On both websites, forms seem to be short and quick to fill; but once submitted, a new form appears asking you for even more information. Because visitors are already engaged at an advanced stage in the form filling process and are nearing completion, they are simply less likely to abandon.

Below is the Hubspot example. To download the “17 SEO myths” whitepaper, visitors have to fill in these two forms.

hubspot
Hubspot: The first form is light and only asks for name and email to download the whitepaper…

 

The second form is quite onerous and long to fill. NB: to avoid asking returning visitors for the same information again, Hubspot diverts this specific segment to a light version of the form.

hubspot2
Hubspot: The second form appears after the first is completed. This one is too discouraging to be displayed without the first.

No Password: visitors save time, you save conversions and money

People have to deal with countless passwords. Password requirements differ from one site to the other. Some would ask for a rather robust password containing capital letters, numbers or complex characters, whereas basic passwords apparently satisfy other websites’ security requirements.

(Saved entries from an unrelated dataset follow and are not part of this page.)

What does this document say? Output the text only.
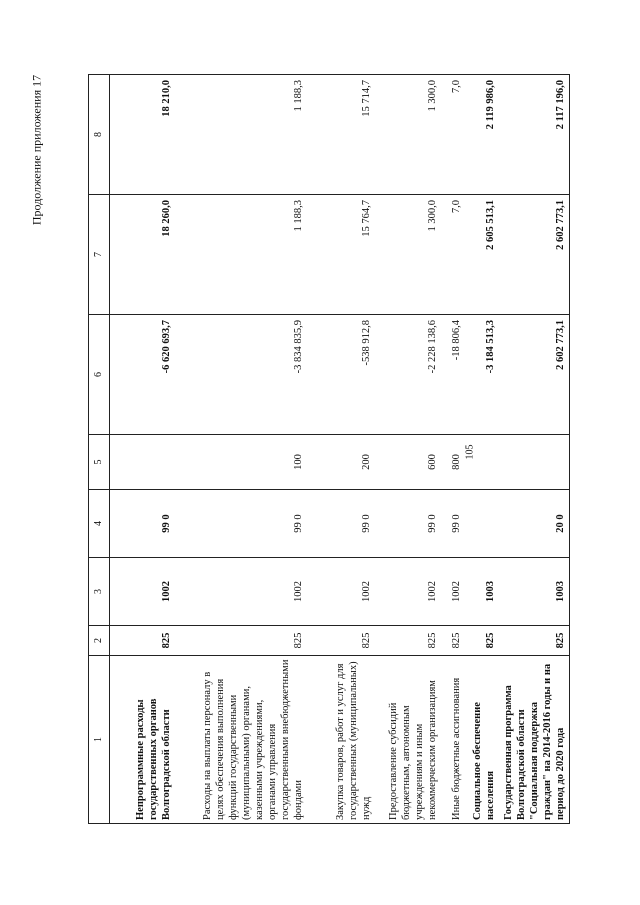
105
Продолжение приложения 17
1	2	3	4	5	6	7	8
Непрограммные расходы государственных органов Волгоградской области	825	1002	99 0		-6 620 693,7	18 260,0	18 210,0
Расходы на выплаты персоналу в целях обеспечения выполнения функций государственными (муниципальными) органами, казенными учреждениями, органами управления государственными внебюджетными фондами	825	1002	99 0	100	-3 834 835,9	1 188,3	1 188,3
Закупка товаров, работ и услуг для государственных (муниципальных) нужд	825	1002	99 0	200	-538 912,8	15 764,7	15 714,7
Предоставление субсидий бюджетным, автономным учреждениям и иным некоммерческим организациям	825	1002	99 0	600	-2 228 138,6	1 300,0	1 300,0
Иные бюджетные ассигнования	825	1002	99 0	800	-18 806,4	7,0	7,0
Социальное обеспечение населения	825	1003			-3 184 513,3	2 605 513,1	2 119 986,0
Государственная программа Волгоградской области "Социальная поддержка граждан" на 2014-2016 годы и на период до 2020 года	825	1003	20 0		2 602 773,1	2 602 773,1	2 117 196,0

Needless to say, numerous passwords are difficult to remember, especially on websites where people don’t log in very often – just like retailers. This issue directly leads to cart abandonment. Password recovery – something that most people wouldn’t wish on their worst enemy –  inevitably adds unnecessary steps to purchase completion.

As it breaks the navigation flow, visitors are more likely to abandon their purchase. Actually, 92% of people would rather abandon than recover a password.

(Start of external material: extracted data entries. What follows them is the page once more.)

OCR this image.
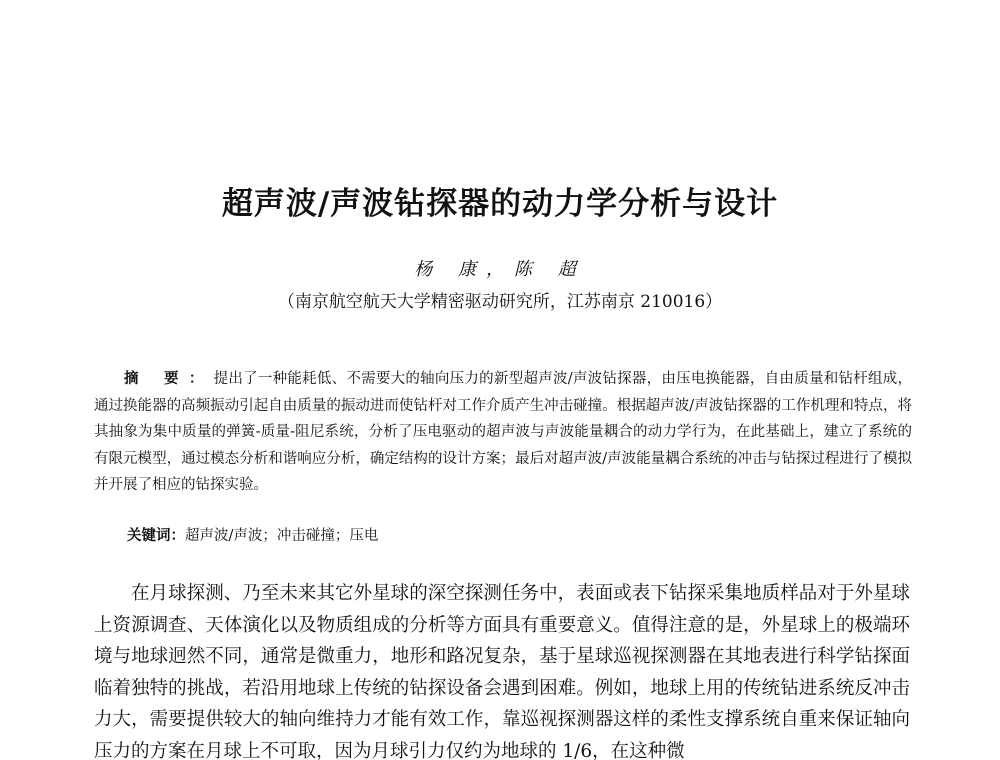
超声波/声波钻探器的动力学分析与设计
杨 康，陈 超
（南京航空航天大学精密驱动研究所，江苏南京 210016）
摘 要：提出了一种能耗低、不需要大的轴向压力的新型超声波/声波钻探器，由压电换能器，自由质量和钻杆组成，通过换能器的高频振动引起自由质量的振动进而使钻杆对工作介质产生冲击碰撞。根据超声波/声波钻探器的工作机理和特点，将其抽象为集中质量的弹簧-质量-阻尼系统，分析了压电驱动的超声波与声波能量耦合的动力学行为，在此基础上，建立了系统的有限元模型，通过模态分析和谐响应分析，确定结构的设计方案；最后对超声波/声波能量耦合系统的冲击与钻探过程进行了模拟并开展了相应的钻探实验。
关键词：超声波/声波；冲击碰撞；压电
在月球探测、乃至未来其它外星球的深空探测任务中，表面或表下钻探采集地质样品对于外星球上资源调查、天体演化以及物质组成的分析等方面具有重要意义。值得注意的是，外星球上的极端环境与地球迥然不同，通常是微重力，地形和路况复杂，基于星球巡视探测器在其地表进行科学钻探面临着独特的挑战，若沿用地球上传统的钻探设备会遇到困难。例如，地球上用的传统钻进系统反冲击力大，需要提供较大的轴向维持力才能有效工作，靠巡视探测器这样的柔性支撑系统自重来保证轴向压力的方案在月球上不可取，因为月球引力仅约为地球的 1/6，在这种微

Allowing them to log in through their favourite social media makes user experience smoother and, perhaps, even more enjoyable. As a consequence, it would reduce the risk of abandonment.

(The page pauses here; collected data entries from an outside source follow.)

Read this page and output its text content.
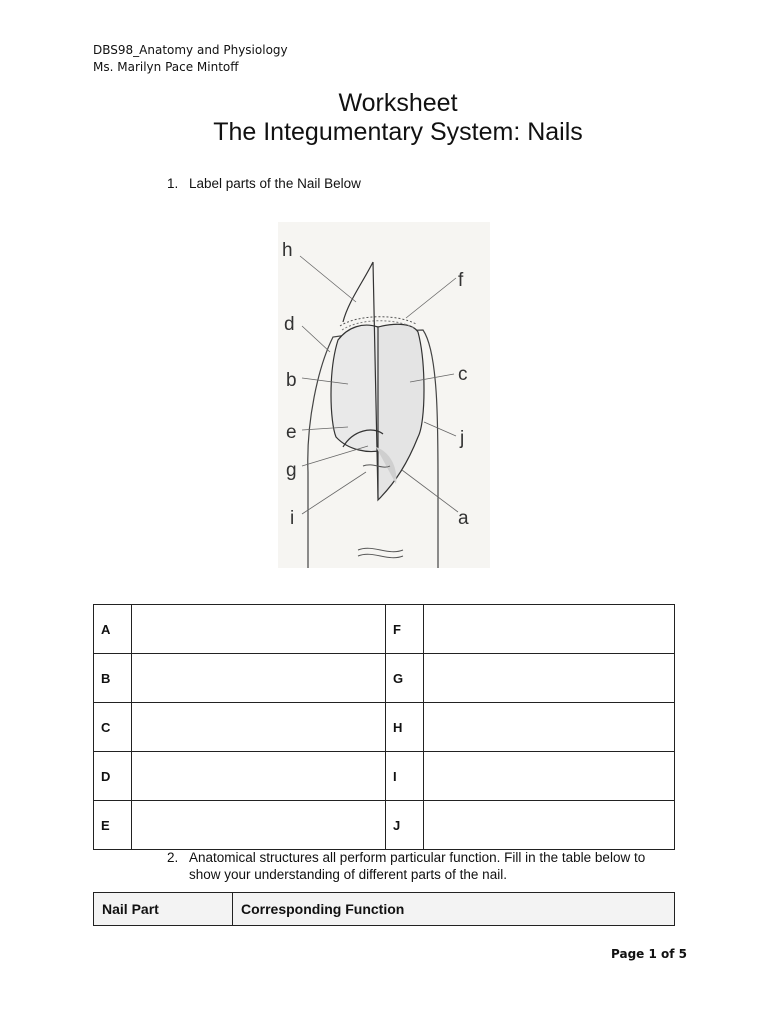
DBS98_Anatomy and Physiology
Ms. Marilyn Pace Mintoff
Worksheet
The Integumentary System: Nails
1. Label parts of the Nail Below
h
f
d
b	c
e	j
g
i	a
A		F	
B		G	
C		H	
D		I	
E		J	
2. Anatomical structures all perform particular function. Fill in the table below to
show your understanding of different parts of the nail.
Nail Part	Corresponding Function
Page 1 of 5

This is, by the way, the added value ASOS highlights on its login page: “No extra password to remember, no brain fail” (see screenshot above).

In addition to better conversion rates, social login helps reduce login recovery cost, which accounts for 30-40% of call centre activity, according to Forrester. The average cost of resetting a password is estimated at $70.

 

The safer the navigation, the better the conversion rate

Reassurance is effective for bringing visitors through funnels. For fear of insufficient security measures, data theft or questionable handling of customer information, many are reluctant to give away their personal details. Especially true at the payment stage, although this argument also applies to the account creation.

As a matter of fact, visitors tend to trust social media to be safer than retailers. Not having to share a password with retailers minimises the risk of it being stolen and increases confidence.

Social login also shifts the burden of login security from retailers’ shoulders to social media’s, which represents a significant saving.

Accurate data for relevant UX personalisation

When creating an account, lots of visitors deliberately give wrong or inaccurate information. This leads to a polluted database, which is essentially every marketer’s worst nightmare.

As a result, all targeted marketing operations (emailing, on-site personalisation, etc.) are biased. For example, wishing someone a happy birthday may be a good way of keeping idle customers aware of the brand. The flip side of the coin is that mistargeting them would obviously have disastrous effects.

birthday-perso-markspencer
Marks and Spencer “Just for you” wouldn’t sound very personal if the date was wrong

Using social login, collected data is more likely to be accurate, as less people fake their details on personal networks. As a result, the impact of targeted marketing messages and on-site personalisation is significantly increased.

Conclusion

Whether you’re already convinced or not, social login is obviously a promising answer to both cart abandonment and visitor anonymity. Is it time to A/B-test and let visitors decide? An A/B test could reveal unexpected behaviour and reaction to social login and prove it at least efficient on specific segments. Making use of personalisation would help take all the benefits from these segments without deteriorating the user experience of the others. What do you think?